The Company may also redeem all or any portion of the 2026 Convertible Notes after February 20, 2024 if the last reported sale price of the Company’s common stock has been at least 130% of the conversion price then in effect for at least 20 trading days during any 30 consecutive trading day period ending on, and including, the trading day immediately preceding the date on which the Company provides notice of redemption at a redemption price equal to 100% of the principal amount of the 2026 Convertible Notes to be redeemed, plus accrued and unpaid interest to, but excluding, the redemption date. Upon conversion, the Company can elect to deliver cash or shares or a combination of cash or shares.

 

Previously, the Company accounted for the 2026 Convertible Notes using a cash conversion model. In accordance with ASC 470-20, the Company used an effective interest rate of 8.67% to estimate the fair value of the debt instrument, excluding the equity conversion feature, and recognized a debt discount of $90.9 million (representing the difference between the fair value and the net proceeds) with a corresponding increase to additional paid in capital. The underwriting discount and offering expenses totaling $13.1 million were allocated between the debt and equity issuance costs in proportion to the allocation of the liability and equity components of the 2026 Convertible Notes. Accordingly, equity issuance costs of $3.0 million were recorded as an offset to additional paid-in capital and total debt issuance costs of $10.1 million were recorded on the issuance date and are reflected in the condensed consolidated balance sheet as a direct deduction from the carrying value of the associated debt liability. The debt discount and debt issuance costs were being amortized through February 15, 2026, as amortization of debt discount on the accompanying condensed consolidated statement of operations and comprehensive loss.

 

 

fuboTV Inc.

Notes to the Condensed Consolidated Financial Statements

(Unaudited)

 

As discussed in Note 3, the Company adopted ASU 2020-06 and the portion of the debt discount allocated to equity was reclassified to long-term debt.

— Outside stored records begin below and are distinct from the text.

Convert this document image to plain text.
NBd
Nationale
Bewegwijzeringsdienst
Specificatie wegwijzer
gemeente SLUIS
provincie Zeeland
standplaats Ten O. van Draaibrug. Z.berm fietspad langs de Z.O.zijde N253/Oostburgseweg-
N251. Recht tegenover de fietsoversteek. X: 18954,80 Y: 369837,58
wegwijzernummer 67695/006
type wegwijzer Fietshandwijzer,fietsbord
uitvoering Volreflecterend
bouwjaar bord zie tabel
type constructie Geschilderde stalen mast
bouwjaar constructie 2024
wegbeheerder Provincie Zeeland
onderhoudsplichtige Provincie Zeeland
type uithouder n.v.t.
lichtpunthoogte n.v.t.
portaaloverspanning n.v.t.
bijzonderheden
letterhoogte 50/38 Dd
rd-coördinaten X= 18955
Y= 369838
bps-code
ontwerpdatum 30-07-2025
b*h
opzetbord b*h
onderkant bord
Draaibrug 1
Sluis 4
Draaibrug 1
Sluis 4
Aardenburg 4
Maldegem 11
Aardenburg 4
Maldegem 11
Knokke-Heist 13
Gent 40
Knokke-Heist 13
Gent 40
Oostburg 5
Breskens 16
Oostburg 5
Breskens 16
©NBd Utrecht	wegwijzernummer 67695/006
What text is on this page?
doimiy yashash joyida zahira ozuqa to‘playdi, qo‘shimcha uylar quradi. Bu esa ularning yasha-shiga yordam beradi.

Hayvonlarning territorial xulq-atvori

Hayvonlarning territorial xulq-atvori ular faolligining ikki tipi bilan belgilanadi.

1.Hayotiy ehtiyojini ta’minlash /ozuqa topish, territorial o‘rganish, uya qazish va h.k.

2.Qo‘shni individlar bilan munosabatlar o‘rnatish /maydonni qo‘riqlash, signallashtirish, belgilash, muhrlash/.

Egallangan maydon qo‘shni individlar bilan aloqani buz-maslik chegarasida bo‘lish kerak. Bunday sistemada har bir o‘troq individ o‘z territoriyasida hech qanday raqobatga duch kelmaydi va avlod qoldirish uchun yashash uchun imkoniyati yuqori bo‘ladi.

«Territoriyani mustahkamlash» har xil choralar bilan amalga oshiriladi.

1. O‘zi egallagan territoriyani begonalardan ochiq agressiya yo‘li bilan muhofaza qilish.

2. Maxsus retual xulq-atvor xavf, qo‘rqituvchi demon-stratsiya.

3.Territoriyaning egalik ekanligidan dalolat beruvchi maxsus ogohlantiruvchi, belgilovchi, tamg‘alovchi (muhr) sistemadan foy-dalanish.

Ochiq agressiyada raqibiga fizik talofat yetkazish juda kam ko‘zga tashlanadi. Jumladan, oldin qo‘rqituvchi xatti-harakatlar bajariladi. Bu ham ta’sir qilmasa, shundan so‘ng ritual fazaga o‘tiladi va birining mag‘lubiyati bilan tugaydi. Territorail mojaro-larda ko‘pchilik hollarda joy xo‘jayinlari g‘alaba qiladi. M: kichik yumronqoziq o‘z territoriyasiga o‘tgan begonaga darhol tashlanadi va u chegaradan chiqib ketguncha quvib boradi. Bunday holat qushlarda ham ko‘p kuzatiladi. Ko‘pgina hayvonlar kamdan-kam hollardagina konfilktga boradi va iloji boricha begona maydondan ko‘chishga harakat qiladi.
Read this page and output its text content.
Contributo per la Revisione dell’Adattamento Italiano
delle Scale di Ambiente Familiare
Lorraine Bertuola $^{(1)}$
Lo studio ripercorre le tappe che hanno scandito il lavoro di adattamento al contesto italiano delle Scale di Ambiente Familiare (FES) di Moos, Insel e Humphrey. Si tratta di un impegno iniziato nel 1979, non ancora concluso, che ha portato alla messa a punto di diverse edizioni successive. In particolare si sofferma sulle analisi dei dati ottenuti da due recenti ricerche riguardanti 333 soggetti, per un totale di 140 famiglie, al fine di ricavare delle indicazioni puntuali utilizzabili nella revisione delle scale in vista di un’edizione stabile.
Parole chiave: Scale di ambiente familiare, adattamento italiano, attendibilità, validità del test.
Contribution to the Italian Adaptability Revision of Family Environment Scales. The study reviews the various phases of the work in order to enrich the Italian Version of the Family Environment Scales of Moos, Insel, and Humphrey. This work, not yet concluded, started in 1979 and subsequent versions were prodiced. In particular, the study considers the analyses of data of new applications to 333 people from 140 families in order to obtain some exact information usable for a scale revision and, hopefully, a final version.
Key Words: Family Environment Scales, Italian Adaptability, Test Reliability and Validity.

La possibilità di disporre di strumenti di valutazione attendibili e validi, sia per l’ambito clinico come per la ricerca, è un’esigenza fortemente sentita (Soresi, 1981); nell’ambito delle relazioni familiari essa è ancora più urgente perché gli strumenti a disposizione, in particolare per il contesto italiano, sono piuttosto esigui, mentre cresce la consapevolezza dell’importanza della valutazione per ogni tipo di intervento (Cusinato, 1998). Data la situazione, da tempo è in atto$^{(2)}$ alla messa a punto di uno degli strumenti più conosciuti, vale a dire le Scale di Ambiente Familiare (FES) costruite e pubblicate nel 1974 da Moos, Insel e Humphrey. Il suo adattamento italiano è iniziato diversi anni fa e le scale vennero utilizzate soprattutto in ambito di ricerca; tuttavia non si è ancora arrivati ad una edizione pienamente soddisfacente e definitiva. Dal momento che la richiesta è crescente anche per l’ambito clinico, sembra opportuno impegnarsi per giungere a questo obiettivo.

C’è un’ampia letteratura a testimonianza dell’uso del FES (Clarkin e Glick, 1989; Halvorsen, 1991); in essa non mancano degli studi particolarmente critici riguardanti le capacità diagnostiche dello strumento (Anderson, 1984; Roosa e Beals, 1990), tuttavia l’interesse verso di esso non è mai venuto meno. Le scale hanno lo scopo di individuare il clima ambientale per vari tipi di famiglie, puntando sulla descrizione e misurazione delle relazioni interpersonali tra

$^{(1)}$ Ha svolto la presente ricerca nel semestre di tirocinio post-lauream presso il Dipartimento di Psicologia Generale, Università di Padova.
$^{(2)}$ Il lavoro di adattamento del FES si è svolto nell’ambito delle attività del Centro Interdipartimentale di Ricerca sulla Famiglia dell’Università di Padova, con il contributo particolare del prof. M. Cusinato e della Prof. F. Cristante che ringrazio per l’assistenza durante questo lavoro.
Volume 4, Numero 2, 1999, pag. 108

The remaining unamortized debt issuance costs will be amortized as non-cash interest expenses through the scheduled maturity of the 2026 Convertible Notes.

 

During the three months ended March 31, 2022, the Company paid $6.5 million of interest expense in connection with the 2026 Convertible Notes and recorded amortization expense of $0.6 million included in amortization of debt discount in the condensed consolidated statements of operations. The fair value (Level 2) of the 2026 Convertible Notes was $271.1 million.

 

Note payable

 

The Company has recognized, through the consolidation of its subsidiary Evolution AI Corporation (“EAI”), a $2.7 million note payable bearing interest at the rate of 10% per annum that was due on October 1, 2018 (“CAM Digital Note”). The cumulative accrued interest on the CAM Digital Note amounts to $2.5 million. The CAM Digital Note is currently in a default condition due to non-payment of principal and interest. The Company is in negotiation with such holders to resolve the matter. The outstanding balance as of March 31, 2022, including interest and penalties, is $5.2 million and is included in notes payable on the accompanying condensed consolidated balance sheet.

 

Other

 

The Company assumed, through the consolidation of its subsidiary EAI, a $30,000 note payable due to a relative of the former Chief Executive Officer, John Textor bearing interest at the rate of 4% per annum. As of March 31, 2022, the principal balance and accrued interest totaled approximately $36,000.

 

The Company assumed through the acquisition of Molotov, $3.7 million in notes bearing interest rates between 0.25% - 2.25% per annum. As of March 31, 2022, the principal balance and accrued interest totaled approximately $3.6 million.